The CSVSource adapter lets you use flat CSV files as a FHIR data source. You provide a SQL projection that maps your CSV columns to the fhir4ds schema contract.

When to Use CSVSource

  • Your data is in CSV files and you need to construct FHIR JSON from flat columns.
  • You want a quick, one-off analysis without converting CSVs to Parquet first.

If your CSV already has id, resourceType, resource, and patient_ref columns, consider using FileSystemSource with format='ndjson' instead.

Writing a Projection SQL

The key to using CSVSource is the projection_sql parameter — a SQL SELECT that maps your CSV columns to the four required schema columns (id, resourceType, resource, patient_ref).

For details on the expected format of these columns, see the Data Sources & Zero-ETL Schema Contract.

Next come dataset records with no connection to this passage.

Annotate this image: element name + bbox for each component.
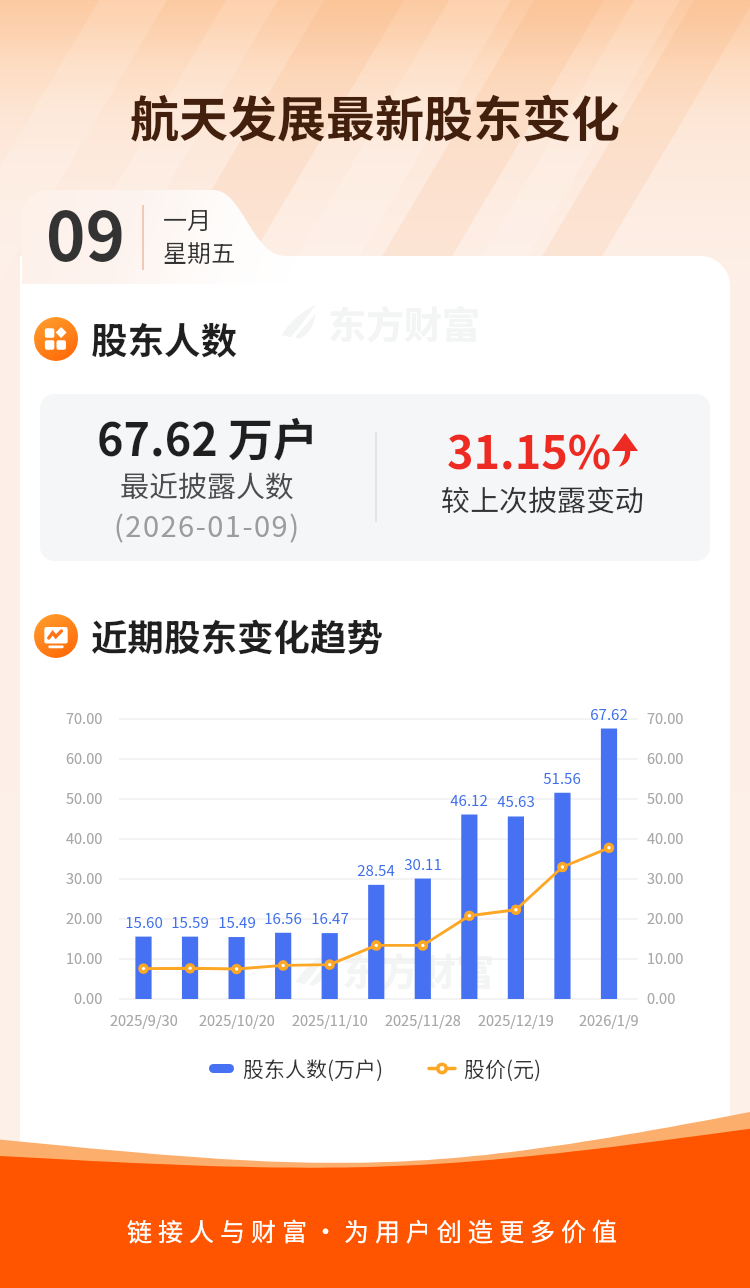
staticText: 航天发展最新股东变化 xyxy=(130,80,621,151)
staticText: 2026/1/9 xyxy=(579,1009,639,1030)
staticText: 50.00 xyxy=(647,787,684,808)
staticText: 链接人与财富·为用户创造更多价值 xyxy=(127,1212,624,1248)
staticText: 2025/11/10 xyxy=(292,1009,368,1030)
staticText: 51.56 xyxy=(543,767,581,789)
staticText: 15.60 xyxy=(125,911,163,933)
staticText: 较上次披露变动 xyxy=(441,477,645,519)
staticText: 30.11 xyxy=(404,853,442,875)
staticText: 60.00 xyxy=(66,747,103,768)
staticText: 70.00 xyxy=(647,707,684,728)
staticText: 60.00 xyxy=(647,747,684,768)
staticText: 20.00 xyxy=(647,907,684,928)
button[interactable]: 股价(元) xyxy=(429,1053,542,1083)
staticText: 股东人数(万户) xyxy=(243,1053,384,1083)
staticText: 东方财富 xyxy=(342,942,495,997)
staticText: 67.62 xyxy=(590,703,628,725)
staticText: 一月 xyxy=(163,201,211,236)
button[interactable] xyxy=(40,394,710,561)
staticText: 31.15% xyxy=(447,417,612,482)
staticText: 40.00 xyxy=(647,827,684,848)
staticText: 67.62 万户 xyxy=(97,404,319,469)
staticText: 46.12 xyxy=(450,789,488,811)
staticText: 09 xyxy=(46,183,126,280)
staticText: 近期股东变化趋势 xyxy=(91,609,383,662)
button[interactable]: 股东人数(万户) xyxy=(209,1053,384,1083)
staticText: 0.00 xyxy=(74,987,103,1008)
staticText: (2026-01-09) xyxy=(114,503,301,545)
button[interactable]: 股东人数 xyxy=(34,312,237,365)
staticText: 45.63 xyxy=(497,790,535,812)
staticText: 2025/9/30 xyxy=(110,1009,178,1030)
staticText: 15.59 xyxy=(171,911,209,933)
staticText: 30.00 xyxy=(647,867,684,888)
staticText: 2025/12/19 xyxy=(478,1009,554,1030)
staticText: 0.00 xyxy=(647,987,676,1008)
staticText: 2025/11/28 xyxy=(385,1009,461,1030)
staticText: 30.00 xyxy=(66,867,103,888)
button[interactable]: 近期股东变化趋势 xyxy=(34,609,383,662)
staticText: 50.00 xyxy=(66,787,103,808)
staticText: 20.00 xyxy=(66,907,103,928)
staticText: 16.56 xyxy=(264,907,302,929)
staticText: 15.49 xyxy=(218,911,256,933)
staticText: 最近披露人数 xyxy=(120,463,295,505)
staticText: 28.54 xyxy=(357,859,395,881)
staticText: 70.00 xyxy=(66,707,103,728)
staticText: 16.47 xyxy=(311,907,349,929)
staticText: 东方财富 xyxy=(328,295,481,350)
staticText: 40.00 xyxy=(66,827,103,848)
staticText: 10.00 xyxy=(66,947,103,968)
staticText: 10.00 xyxy=(647,947,684,968)
staticText: 2025/10/20 xyxy=(199,1009,275,1030)
staticText: 股东人数 xyxy=(91,312,237,365)
staticText: 星期五 xyxy=(163,234,235,269)
staticText: 股价(元) xyxy=(464,1053,542,1083)
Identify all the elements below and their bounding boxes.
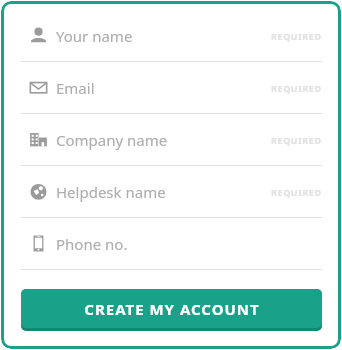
button[interactable]: Helpdesk name bbox=[21, 166, 322, 217]
other: Your name bbox=[21, 26, 55, 45]
other: Phone number bbox=[21, 234, 55, 253]
button[interactable]: Phone number bbox=[21, 218, 322, 269]
staticText: REQUIRED bbox=[271, 186, 322, 198]
staticText: Company name bbox=[56, 130, 168, 150]
button[interactable]: Company name bbox=[21, 114, 322, 165]
button[interactable]: Your name bbox=[21, 10, 322, 61]
button[interactable]: CREATE MY ACCOUNT bbox=[21, 289, 322, 331]
staticText: REQUIRED bbox=[271, 82, 322, 94]
staticText: Helpdesk name bbox=[56, 182, 166, 202]
staticText: REQUIRED bbox=[271, 134, 322, 146]
staticText: Your name bbox=[56, 26, 133, 46]
other: Company name bbox=[21, 130, 55, 149]
button[interactable]: Email bbox=[21, 62, 322, 113]
staticText: REQUIRED bbox=[271, 30, 322, 42]
staticText: Email bbox=[56, 78, 95, 98]
staticText: CREATE MY ACCOUNT bbox=[84, 299, 260, 319]
other: Email bbox=[21, 78, 55, 97]
other: Helpdesk name bbox=[21, 182, 55, 201]
staticText: Phone no. bbox=[56, 234, 128, 254]
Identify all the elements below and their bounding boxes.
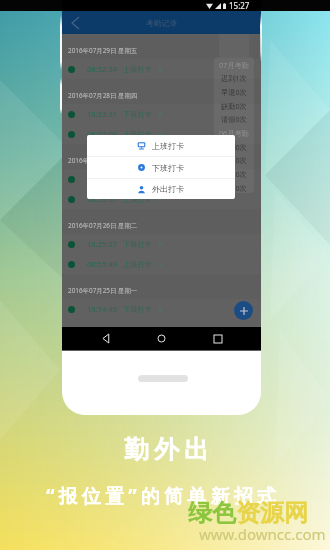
staticText: 下班打卡 <box>123 240 152 249</box>
button[interactable]: 18:25:27 <box>62 234 261 254</box>
staticText: 2016年07月27日 星期三 <box>68 156 138 165</box>
button[interactable]: 上班打卡 <box>87 135 235 156</box>
staticText: www.downcc.com <box>199 524 326 544</box>
staticText: 18:23:31 <box>87 109 118 119</box>
staticText: 缺勤0次 <box>221 169 247 179</box>
staticText: 勤外出 <box>124 434 214 465</box>
button[interactable]: 08:53:01 <box>62 189 261 209</box>
button[interactable]: 08:55:49 <box>62 254 261 274</box>
staticText: 08:55:49 <box>87 259 118 269</box>
staticText: 08:52:06 <box>87 129 118 139</box>
staticText: 2016年07月29日 星期五 <box>68 46 138 55</box>
staticText: 请假0次 <box>221 114 247 124</box>
staticText: 18:25:27 <box>87 239 118 249</box>
staticText: 18:14:45 <box>87 304 118 314</box>
staticText: 07月考勤 <box>219 60 249 70</box>
staticText: 2016年07月28日 星期四 <box>68 91 138 100</box>
staticText: 上班打卡 <box>123 260 152 269</box>
staticText: 08:53:01 <box>87 194 118 204</box>
staticText: 迟到1次 <box>221 73 247 83</box>
button[interactable]: Home <box>150 327 173 350</box>
staticText: 绿色 <box>188 498 236 528</box>
button[interactable]: Back <box>95 327 118 350</box>
staticText: 2016年07月26日 星期二 <box>68 221 138 230</box>
staticText: 早退0次 <box>221 155 247 165</box>
staticText: 下班打卡 <box>123 305 152 314</box>
button[interactable]: Back <box>65 12 86 33</box>
staticText: 上班打卡 <box>152 141 185 151</box>
staticText: 缺勤0次 <box>221 101 247 111</box>
staticText: 15:27 <box>229 0 250 11</box>
button[interactable]: 18:30:12 <box>62 169 261 189</box>
button[interactable]: 下班打卡 <box>87 157 235 178</box>
staticText: 上班打卡 <box>123 130 152 139</box>
staticText: “报位置”的简单新招式 <box>46 483 281 509</box>
button[interactable]: Recents <box>206 327 229 350</box>
staticText: 下班打卡 <box>152 163 185 173</box>
button[interactable]: Add record <box>234 301 253 320</box>
staticText: 请假0次 <box>221 183 247 193</box>
button[interactable]: 08:52:34 <box>62 59 261 79</box>
staticText: 上班打卡 <box>123 195 152 204</box>
staticText: 下班打卡 <box>123 110 152 119</box>
staticText: 08:52:34 <box>87 64 118 74</box>
button[interactable]: 18:23:31 <box>62 104 261 124</box>
staticText: 18:30:12 <box>87 174 118 184</box>
staticText: 下班打卡 <box>123 175 152 184</box>
staticText: 外出打卡 <box>152 184 185 194</box>
staticText: 资源网 <box>236 498 308 528</box>
staticText: 早退0次 <box>221 87 247 97</box>
staticText: 06月考勤 <box>219 128 249 138</box>
button[interactable]: 18:14:45 <box>62 299 261 319</box>
staticText: 考勤记录 <box>146 18 178 28</box>
staticText: 迟到0次 <box>221 142 247 152</box>
staticText: 上班打卡 <box>123 65 152 74</box>
button[interactable]: 08:52:06 <box>62 124 261 144</box>
button[interactable]: 外出打卡 <box>87 179 235 199</box>
staticText: 2016年07月25日 星期一 <box>68 286 138 295</box>
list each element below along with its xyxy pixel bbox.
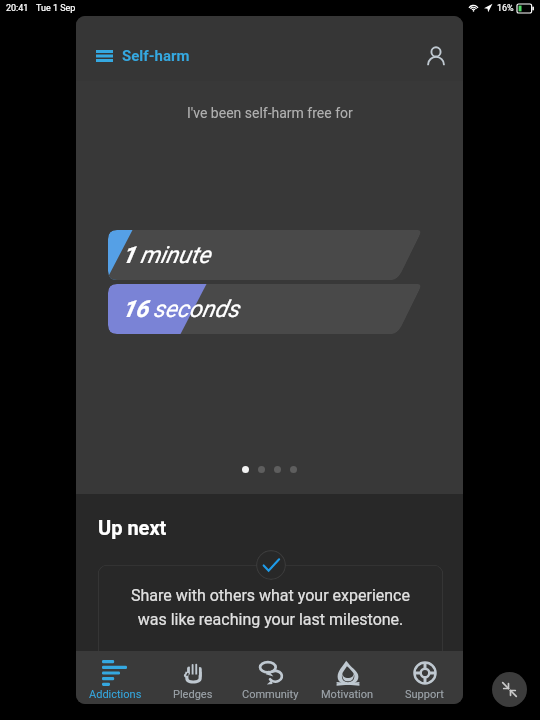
button[interactable]: Community	[232, 651, 309, 704]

Use the {source} placeholder in your FROM clause. At registration time, it's replaced with read_csv_auto('<your_file_path>').

Example: Patient CSV

Given a CSV with columns: patient_id, birth_date, gender, first_name, last_name:

import fhir4ds
from fhir4ds.sources import CSVSource

source = CSVSource(
path='/data/patients.csv',
projection_sql="""
SELECT
patient_id AS id,
'Patient' AS resourceType,
json_object(
'resourceType', 'Patient',
'id', patient_id,
'birthDate', birth_date,
'gender', gender,
'name', json_array(
json_object(
'family', last_name,
'given', json_array(first_name)
)
)
) AS resource,
patient_id AS patient_ref -- Raw ID, no prefix needed
FROM {source}
"""
)

con = fhir4ds.create_connection()
fhir4ds.attach(con, source)

Tips for Building Projections

  • Use DuckDB's json_object() to construct nested FHIR structures.
  • Use json_array() for array fields like name and given.
  • The resourceType column is typically a string literal (e.g., 'Patient').
  • The resource column must be valid JSON — json_object() handles this automatically.

Common Mistakes

MistakeFix
Forgetting {source} in FROM clauseUse FROM {source} — it gets replaced with the CSV scanner.
Missing required columns in SELECTEnsure your projection produces id, resourceType, resource, and patient_ref.
Wrong resource typeThe resource column must be JSON, not a plain string. Use json_object().
Non-existent CSV column namesCheck your CSV headers match the column names in your projection SQL.